Les échanges sont tendus entre Stellantis et le gouvernement.
© Stellantis
Les échanges entre le ministre de l’Économie, Bruno Le Maire, et Carlos Tavares, CEO de Stellantis, montent encore d’un cran aujourd’hui. Au cœur du débat se trouve la production d’une petite voiture électrique en France, en l’occurrence la e-208. Alors que le gouvernement fait le forcing depuis plusieurs mois, Stellantis ne veut pas céder. Les relations sont de plus en plus tendues.
Dans un entretien accordé au Figaro, le 5 juillet 2023, le patron de Stellantis rappelle tout simplement qu’il n’est pas possible de produire une petite citadine électrique compétitive en France face aux deux géants mondiaux que sont Tesla et BYD. Bruno Le Maire lui répond du tac au tac qu’il est capable de le faire, rappelant que Luca de Meo, CEO du groupe Renault le fait bien avec la R5 électrique…
Carlos Tavares dit « non » au gouvernement
Certainement lassé par cette pression du gouvernement, Carlos Tavares a rappelé que son groupe produira « 12 modèles électriques à forte valeur ajoutée en France. Cinq des 7 modèles de la marque Peugeot sont fabriqués en France. L'équation économique liée à la relocalisation forcée de ce projet ne serait ni dans l'intérêt de l'entreprise, ni dans celui du pays ». Et d’ajouter agacé : « D'ailleurs, demande-t-on à Elon Musk ou à BYD de fabriquer des voitures du segment B en France quand on cherche à les y attirer ? Quel paradoxe que d'applaudir les nouveaux entrants qui n'ont pas d'héritage tout en demandant à ceux qui ont contribué à la richesse collective depuis plus d'un siècle de se livrer à des exercices très périlleux – y compris sur le plan social ! »

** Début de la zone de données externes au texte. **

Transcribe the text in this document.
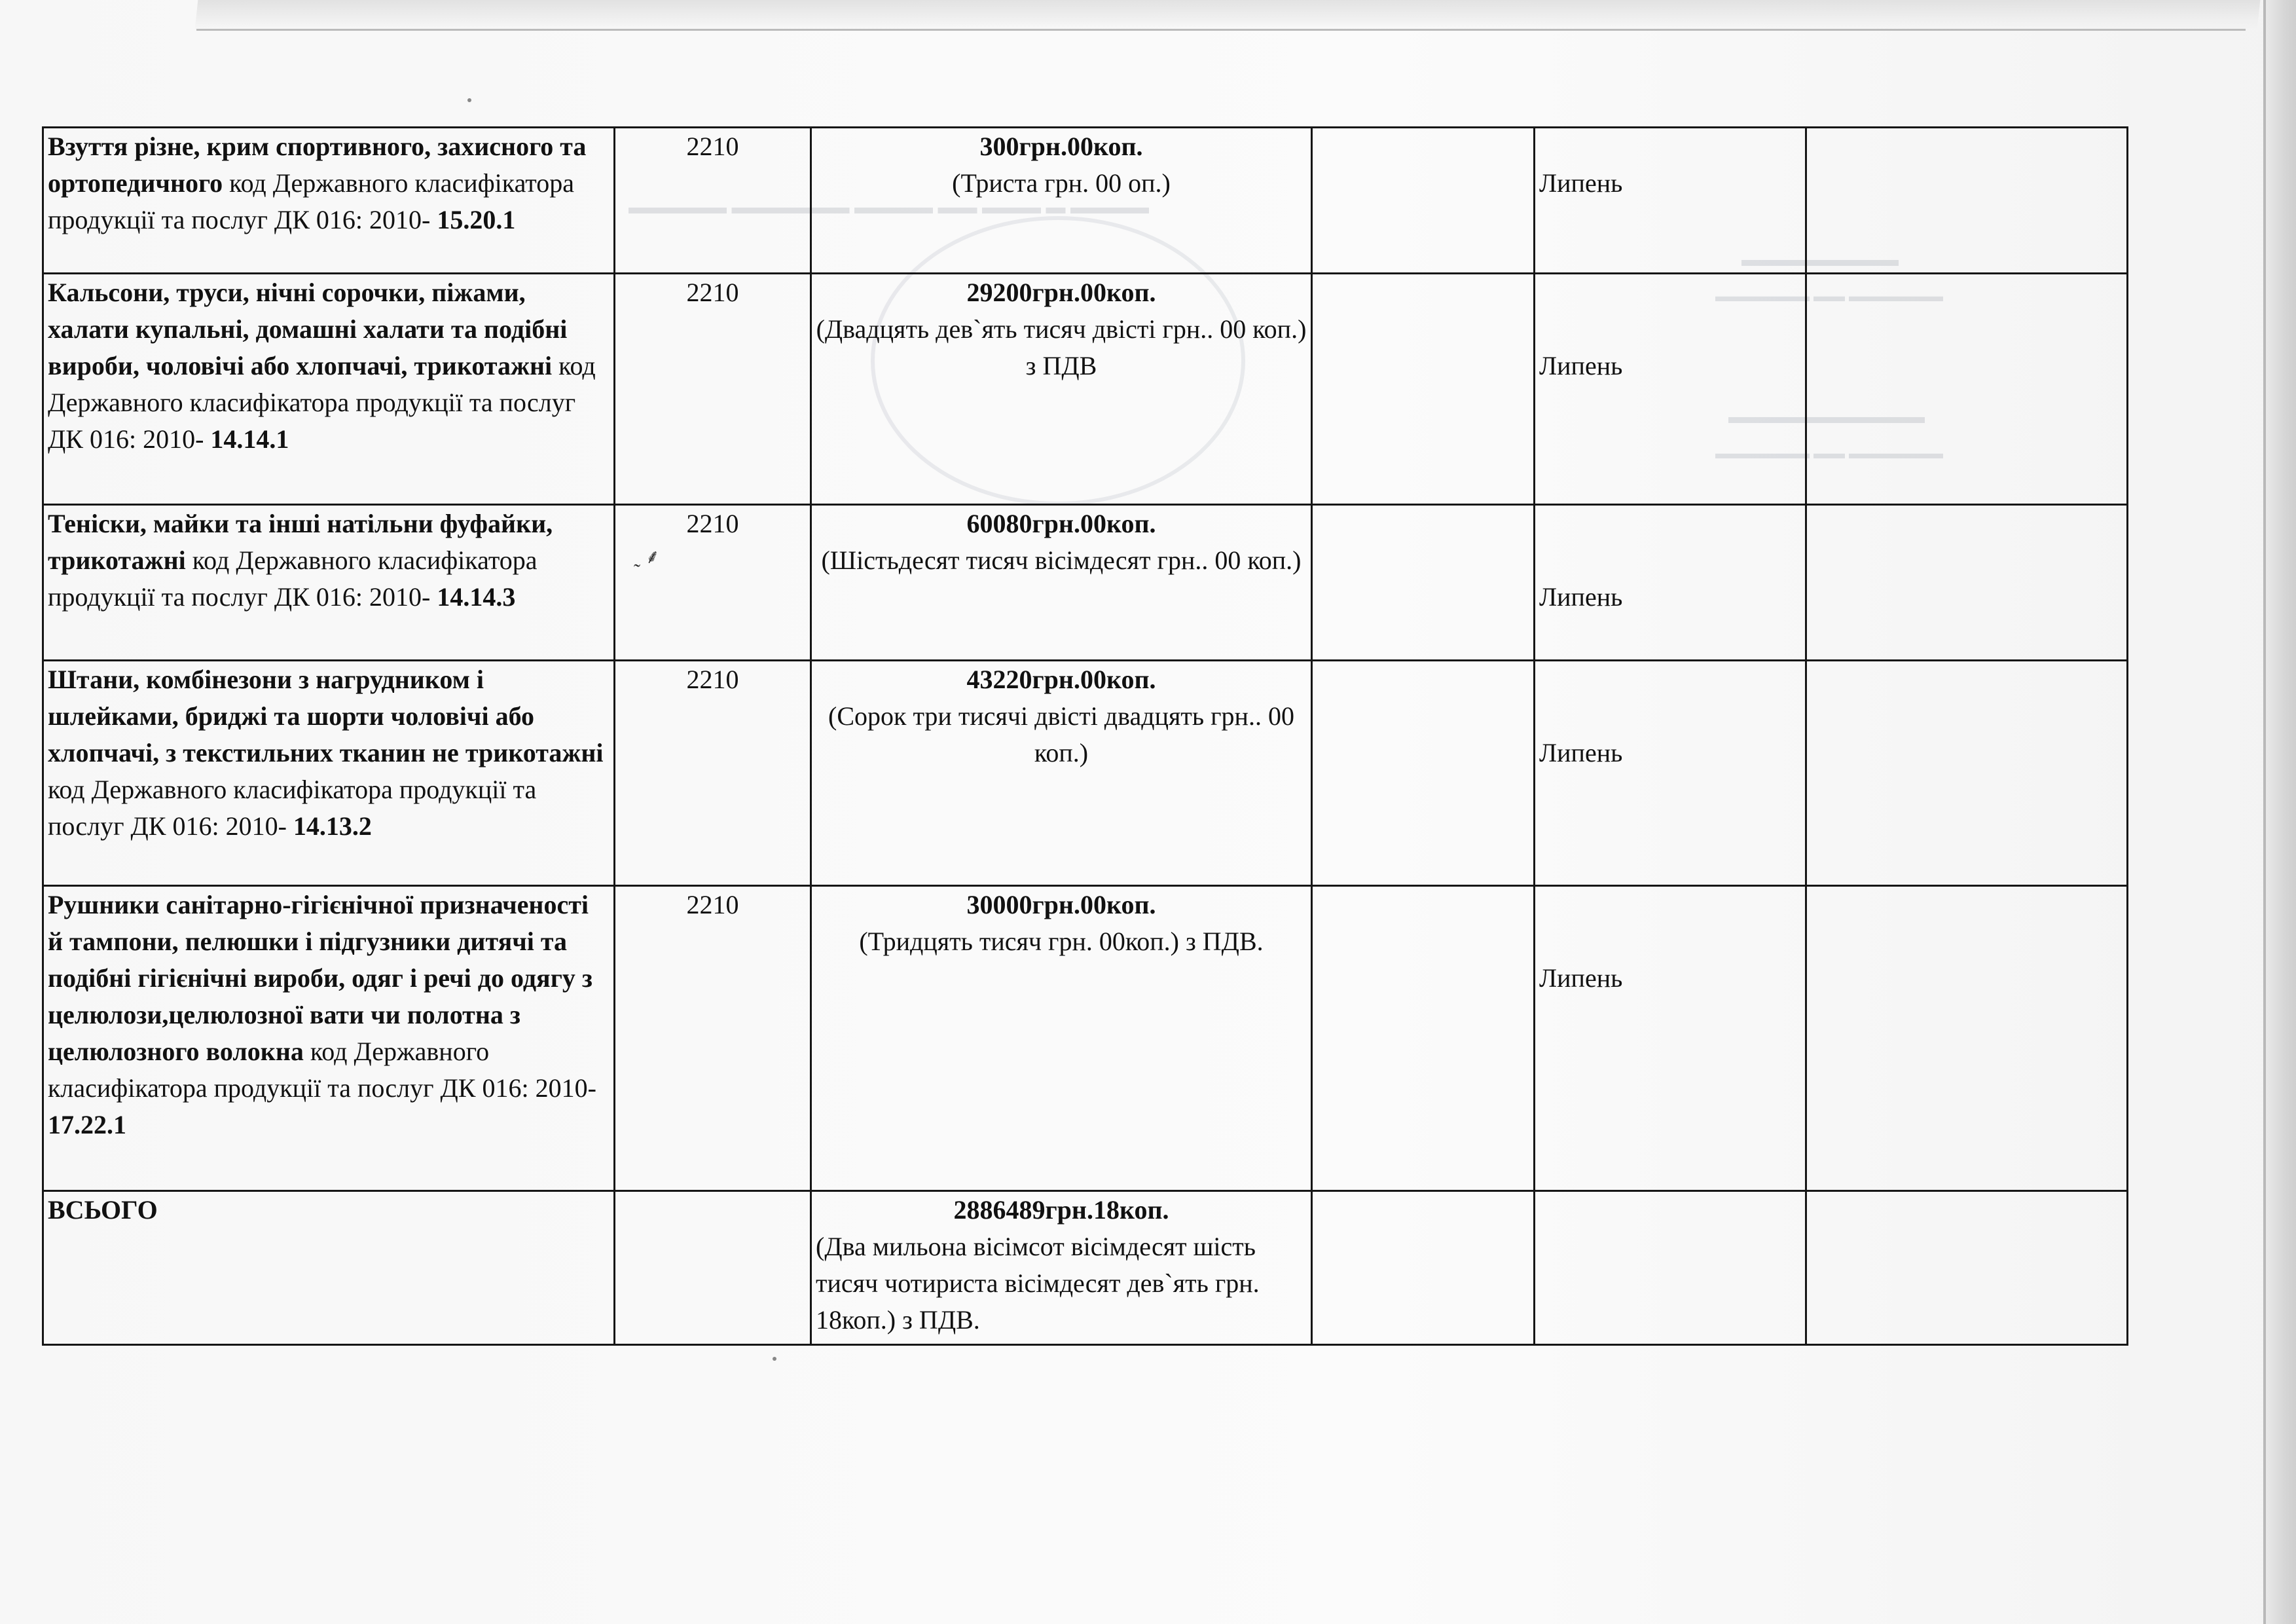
▬▬▬▬▬ ▬▬▬▬▬▬ ▬▬▬▬ ▬▬ ▬▬▬ ▬ ▬▬▬▬
▬▬▬▬▬▬▬▬
▬▬▬▬▬▬ ▬▬ ▬▬▬▬▬▬
▬▬▬▬▬▬▬▬▬▬
▬▬▬▬▬▬ ▬▬ ▬▬▬▬▬▬
˷ ⸙
Взуття різне, крим спортивного, захисного та ортопедичного код Державного класифікатора продукції та послуг ДК 016: 2010- 15.20.1	2210	300грн.00коп.
(Триста грн. 00 оп.)		Липень	

Кальсони, труси, нічні сорочки, піжами, халати купальні, домашні халати та подібні вироби, чоловічі або хлопчачі, трикотажні код Державного класифікатора продукції та послуг ДК 016: 2010- 14.14.1	2210	29200грн.00коп.
(Двадцять дев`ять тисяч двісті грн.. 00 коп.) з ПДВ		Липень	

Теніски, майки та інші натільни фуфайки, трикотажні код Державного класифікатора продукції та послуг ДК 016: 2010- 14.14.3	2210	60080грн.00коп.
(Шістьдесят тисяч вісімдесят грн.. 00 коп.)		Липень	

Штани, комбінезони з нагрудником і шлейками, бриджі та шорти чоловічі або хлопчачі, з текстильних тканин не трикотажні код Державного класифікатора продукції та послуг ДК 016: 2010- 14.13.2	2210	43220грн.00коп.
(Сорок три тисячі двісті двадцять грн.. 00 коп.)		Липень	

Рушники санітарно-гігієнічної призначеності й тампони, пелюшки і підгузники дитячі та подібні гігієнічні вироби, одяг і речі до одягу з целюлози,целюлозної вати чи полотна з целюлозного волокна код Державного класифікатора продукції та послуг ДК 016: 2010- 17.22.1	2210	30000грн.00коп.
(Тридцять тисяч грн. 00коп.) з ПДВ.		Липень	

ВСЬОГО		2886489грн.18коп.
(Два мильона вісімсот вісімдесят шість тисяч чотириста вісімдесят дев`ять грн. 18коп.) з ПДВ.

Stellantis affaibli, le gouvernement appuie
Alors que Stellantis fait face à des difficultés commerciales et des défis au sein de son réseau, le directeur général du groupe n'hésite pas à élever la voix. Il souligne à juste titre que les constructeurs chinois arrivent en Europe avec des coûts de production inférieurs de 20 à 25 %, leur permettant potentiellement de mettre tous les concurrents en difficulté. Cette situation s'est déjà concrétisée avec les deux baisses successives des prix des véhicules électriques, initiées par Tesla depuis le début de l'année, qui ont fragilisé plusieurs grands groupes, dont Stellantis et Volkswagen Group. Face à cette nouvelle bataille de l'électrique qui s'engage, Volkswagen Group a même récemment annoncé un changement de cap. Les difficultés actuelles, tant internes qu'externes, auxquelles Stellantis est confronté ne sont probablement pas étrangères à l'insistance du gouvernement en matière de production de voitures électriques.
La petite voiture électrique abordable : un enjeu stratégique
Il convient de rappeler que la pression exercée par le gouvernement sur Stellantis ne date pas d’hier, mais dure depuis plusieurs mois. Le gouvernement ayant besoin d’une voiture électrique abordable produite en France pour espérer lancer son leasing social. Pourtant, Stellantis a annoncé officiellement sa décision de produire sa petite citadine 100 % électrique, l'e-208, en Espagne, le gouvernement ne se résigne pas et intensifie ses efforts pour rapatrier ce modèle sur le sol français.
Malgré les pressions exercées depuis plusieurs mois par le gouvernement français sur Carlos Tavares, P-DG de Stellantis, pour que la production de la Peugeot e-208 soit basée en France, les plans du groupe s'orientent vers l'usine espagnole de Figueruelas, près de Saragosse. En effet, cette usine est déjà chargée de la production de l'Opel Corsa-e et accueillera également la nouvelle Lancia Ypsilon en 2024.
Bruno le Maire met au défi Carlos Tavares de produire en France !
Après cette interview accordée au Figaro, la réponse du gouvernement ne s’est pas fait attendre. Lors d’une interview pour BFM ce matin, le ministre de l’Économie et des Finances a demandé à Carlos Tavares de « relever le défi de construire des petits véhicules électriques en France ». Rappelant à cette occasion que Carlos Tavares « était bien content tout de même de bénéficier des aides françaises et du bonus écologique ».
« Faites comme Luca de Meo avec la R5 »
Et d’ajouter : « Moi, j’ai un seul point de désaccord avec Carlos Tavares : quand on voit les changements et l’accélération du changement climatique, je pense qu’il faut accélérer la bascule vers le véhicule électrique. Je sais que Carlos Tavares est un homme de défis, qu’il a relevé brillamment dans sa carrière industrielle. Et je souhaite qu’il relève le défi de construire des petits véhicules électriques comme la e-208 en France, comme le fait Luca de Meo (Renault Group) avec la R5 ».